05 June 2012

A lunchtime conversation

Today at lunch I sat with two male faculty members (F1 & F2) and two other female staff members (S1 & S2). This is my attempt at reconstructing part of our conversation.

F1: I've always dreamed of doing an art exhibit with children's art all hung up on a long row of refrigerators.

Me: Oh! You know what would be really cool? If it just looked like children's art but was really stuff like blood and guts and...dinosaurs raping people.

F2: Dinosaurs raping people? It sounds like you have a fantasy there. (F1 & F2 are sniggering.)

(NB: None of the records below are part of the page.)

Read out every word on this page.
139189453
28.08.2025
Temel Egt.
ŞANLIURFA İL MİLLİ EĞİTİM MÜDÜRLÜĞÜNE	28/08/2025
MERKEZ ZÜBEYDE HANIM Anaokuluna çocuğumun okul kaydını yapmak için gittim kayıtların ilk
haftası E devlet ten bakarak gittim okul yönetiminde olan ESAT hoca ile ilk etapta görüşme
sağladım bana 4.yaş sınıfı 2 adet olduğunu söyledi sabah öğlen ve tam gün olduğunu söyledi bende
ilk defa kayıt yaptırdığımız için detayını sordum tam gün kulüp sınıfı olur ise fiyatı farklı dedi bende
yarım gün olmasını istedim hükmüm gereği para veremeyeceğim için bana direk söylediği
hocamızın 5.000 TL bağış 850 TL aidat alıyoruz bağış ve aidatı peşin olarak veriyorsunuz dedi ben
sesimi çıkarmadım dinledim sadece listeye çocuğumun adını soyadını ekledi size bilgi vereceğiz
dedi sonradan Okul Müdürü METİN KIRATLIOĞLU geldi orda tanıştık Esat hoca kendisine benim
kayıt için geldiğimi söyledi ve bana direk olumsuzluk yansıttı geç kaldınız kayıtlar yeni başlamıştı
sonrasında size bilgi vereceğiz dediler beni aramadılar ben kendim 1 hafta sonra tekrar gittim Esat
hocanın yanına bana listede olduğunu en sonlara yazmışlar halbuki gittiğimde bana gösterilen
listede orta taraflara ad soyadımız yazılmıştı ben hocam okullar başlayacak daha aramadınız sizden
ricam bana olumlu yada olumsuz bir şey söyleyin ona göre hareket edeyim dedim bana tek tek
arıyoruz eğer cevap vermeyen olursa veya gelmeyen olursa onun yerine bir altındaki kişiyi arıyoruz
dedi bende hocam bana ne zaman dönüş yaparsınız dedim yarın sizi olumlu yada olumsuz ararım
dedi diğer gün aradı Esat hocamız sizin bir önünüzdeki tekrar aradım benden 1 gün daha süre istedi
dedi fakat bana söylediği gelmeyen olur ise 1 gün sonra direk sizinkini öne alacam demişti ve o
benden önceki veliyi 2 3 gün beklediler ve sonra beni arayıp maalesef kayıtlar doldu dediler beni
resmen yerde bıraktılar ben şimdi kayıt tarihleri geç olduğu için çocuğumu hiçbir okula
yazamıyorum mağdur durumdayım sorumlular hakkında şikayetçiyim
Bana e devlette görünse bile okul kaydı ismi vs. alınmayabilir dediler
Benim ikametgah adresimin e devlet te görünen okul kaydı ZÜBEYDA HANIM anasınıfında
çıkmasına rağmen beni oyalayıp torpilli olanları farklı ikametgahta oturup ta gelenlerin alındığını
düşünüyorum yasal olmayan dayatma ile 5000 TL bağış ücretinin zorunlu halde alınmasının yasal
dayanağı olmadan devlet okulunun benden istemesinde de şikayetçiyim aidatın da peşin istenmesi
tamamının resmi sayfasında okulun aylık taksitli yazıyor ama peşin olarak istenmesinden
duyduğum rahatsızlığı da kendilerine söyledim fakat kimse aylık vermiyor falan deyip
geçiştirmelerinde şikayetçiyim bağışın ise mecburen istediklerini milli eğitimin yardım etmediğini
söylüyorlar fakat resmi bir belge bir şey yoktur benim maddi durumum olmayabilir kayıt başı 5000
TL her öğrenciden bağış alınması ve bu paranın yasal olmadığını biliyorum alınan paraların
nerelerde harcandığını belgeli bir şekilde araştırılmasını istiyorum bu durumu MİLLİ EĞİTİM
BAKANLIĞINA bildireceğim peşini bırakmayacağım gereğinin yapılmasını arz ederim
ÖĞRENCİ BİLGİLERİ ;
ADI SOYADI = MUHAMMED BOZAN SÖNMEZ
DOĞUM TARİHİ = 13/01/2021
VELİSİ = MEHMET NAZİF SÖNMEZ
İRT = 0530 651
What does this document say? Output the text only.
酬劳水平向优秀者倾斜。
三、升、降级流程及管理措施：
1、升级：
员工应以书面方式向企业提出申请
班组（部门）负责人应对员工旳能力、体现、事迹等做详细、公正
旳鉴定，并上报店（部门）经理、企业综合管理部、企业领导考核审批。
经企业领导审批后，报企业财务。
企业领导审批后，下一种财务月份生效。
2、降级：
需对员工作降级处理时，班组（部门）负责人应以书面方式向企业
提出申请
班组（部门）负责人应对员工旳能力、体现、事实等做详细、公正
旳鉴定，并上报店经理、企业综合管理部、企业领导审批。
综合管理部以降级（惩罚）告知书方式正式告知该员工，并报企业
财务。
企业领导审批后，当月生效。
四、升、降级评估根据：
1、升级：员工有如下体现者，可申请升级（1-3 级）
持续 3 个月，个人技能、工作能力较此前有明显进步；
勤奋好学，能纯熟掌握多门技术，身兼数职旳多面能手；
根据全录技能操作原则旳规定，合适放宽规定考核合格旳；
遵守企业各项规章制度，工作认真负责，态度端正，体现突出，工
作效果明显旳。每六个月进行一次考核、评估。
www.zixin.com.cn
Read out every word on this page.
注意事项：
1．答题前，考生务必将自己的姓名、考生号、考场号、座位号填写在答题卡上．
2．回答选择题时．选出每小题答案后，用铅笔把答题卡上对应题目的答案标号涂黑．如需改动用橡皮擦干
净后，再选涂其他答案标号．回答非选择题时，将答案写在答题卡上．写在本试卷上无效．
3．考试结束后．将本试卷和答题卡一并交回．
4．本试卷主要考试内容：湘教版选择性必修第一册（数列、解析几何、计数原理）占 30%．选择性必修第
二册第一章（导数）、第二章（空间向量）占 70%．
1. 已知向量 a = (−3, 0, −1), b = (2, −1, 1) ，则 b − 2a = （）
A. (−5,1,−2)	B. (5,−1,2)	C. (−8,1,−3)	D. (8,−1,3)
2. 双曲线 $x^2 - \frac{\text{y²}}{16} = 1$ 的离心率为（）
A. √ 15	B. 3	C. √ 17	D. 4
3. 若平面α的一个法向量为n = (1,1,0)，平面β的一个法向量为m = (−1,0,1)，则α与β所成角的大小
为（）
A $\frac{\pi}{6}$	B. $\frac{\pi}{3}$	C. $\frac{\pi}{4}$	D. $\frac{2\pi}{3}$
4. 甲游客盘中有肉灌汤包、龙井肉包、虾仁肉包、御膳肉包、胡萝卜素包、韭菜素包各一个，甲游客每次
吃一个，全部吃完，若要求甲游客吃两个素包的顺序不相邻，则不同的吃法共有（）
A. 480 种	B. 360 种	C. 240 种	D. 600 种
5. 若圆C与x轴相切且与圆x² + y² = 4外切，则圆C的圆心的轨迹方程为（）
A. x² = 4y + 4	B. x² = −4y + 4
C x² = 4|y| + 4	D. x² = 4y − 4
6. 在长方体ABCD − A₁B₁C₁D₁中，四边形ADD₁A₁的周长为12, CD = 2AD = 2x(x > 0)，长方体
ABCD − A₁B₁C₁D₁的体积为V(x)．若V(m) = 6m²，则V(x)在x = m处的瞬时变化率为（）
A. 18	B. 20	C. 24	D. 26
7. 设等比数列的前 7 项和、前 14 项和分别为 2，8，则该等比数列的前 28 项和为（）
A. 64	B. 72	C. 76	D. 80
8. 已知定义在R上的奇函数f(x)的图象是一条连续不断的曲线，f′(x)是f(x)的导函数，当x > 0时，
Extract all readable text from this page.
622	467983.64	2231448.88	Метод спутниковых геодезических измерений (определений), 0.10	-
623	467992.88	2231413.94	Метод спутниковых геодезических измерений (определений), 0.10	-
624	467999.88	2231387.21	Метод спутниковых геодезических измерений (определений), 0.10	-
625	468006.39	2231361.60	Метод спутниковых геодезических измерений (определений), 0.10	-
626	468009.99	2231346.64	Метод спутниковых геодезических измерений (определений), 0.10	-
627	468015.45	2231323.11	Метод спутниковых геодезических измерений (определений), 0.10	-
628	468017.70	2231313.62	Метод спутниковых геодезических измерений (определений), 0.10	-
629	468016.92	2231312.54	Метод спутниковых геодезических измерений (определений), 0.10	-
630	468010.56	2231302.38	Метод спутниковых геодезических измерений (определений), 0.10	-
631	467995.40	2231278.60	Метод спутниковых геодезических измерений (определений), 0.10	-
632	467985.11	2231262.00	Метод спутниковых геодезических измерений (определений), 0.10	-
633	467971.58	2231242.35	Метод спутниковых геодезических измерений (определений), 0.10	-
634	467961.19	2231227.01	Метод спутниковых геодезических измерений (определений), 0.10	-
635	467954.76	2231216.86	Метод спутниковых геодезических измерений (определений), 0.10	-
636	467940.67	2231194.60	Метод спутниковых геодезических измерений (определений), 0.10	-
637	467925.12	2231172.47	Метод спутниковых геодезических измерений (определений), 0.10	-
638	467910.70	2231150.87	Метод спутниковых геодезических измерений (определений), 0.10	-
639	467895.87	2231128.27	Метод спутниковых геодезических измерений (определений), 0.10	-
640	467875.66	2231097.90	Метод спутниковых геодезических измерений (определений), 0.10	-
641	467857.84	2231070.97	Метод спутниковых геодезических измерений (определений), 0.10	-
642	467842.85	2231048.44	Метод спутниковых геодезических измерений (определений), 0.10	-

Me: That's f'ing disgusting.

F2: Did you say "f'ing"?

Me: Yes.

F2: That's as close as you've ever come to swearing around me.

Me: That's because you're here. (Pause while F1 continues to snigger at dinosaur rape fantasy accusation and F2 laughs at both accusation and almost-swear-incident. I can't bear to be outdone by F2's crack about dinosaur rape fantasy.) But you know, their tails are ribbed for her pleasure.

(S1 almost falls off her stool and covers her mouth with her napkin to keep food from flying out while she shakes with laughter.)

F1 & F2: What?

Me: I said, dinosaur tails are ribbed for pleasure.

(Awkward silence while I grin smugly and bask in the glory of my strange wit.)

F2: You have a very twisted sense of humor.

Me: Oh, come on! The point is the irony! I have a dark sense of humor, not a fantasy of being raped by a reptile.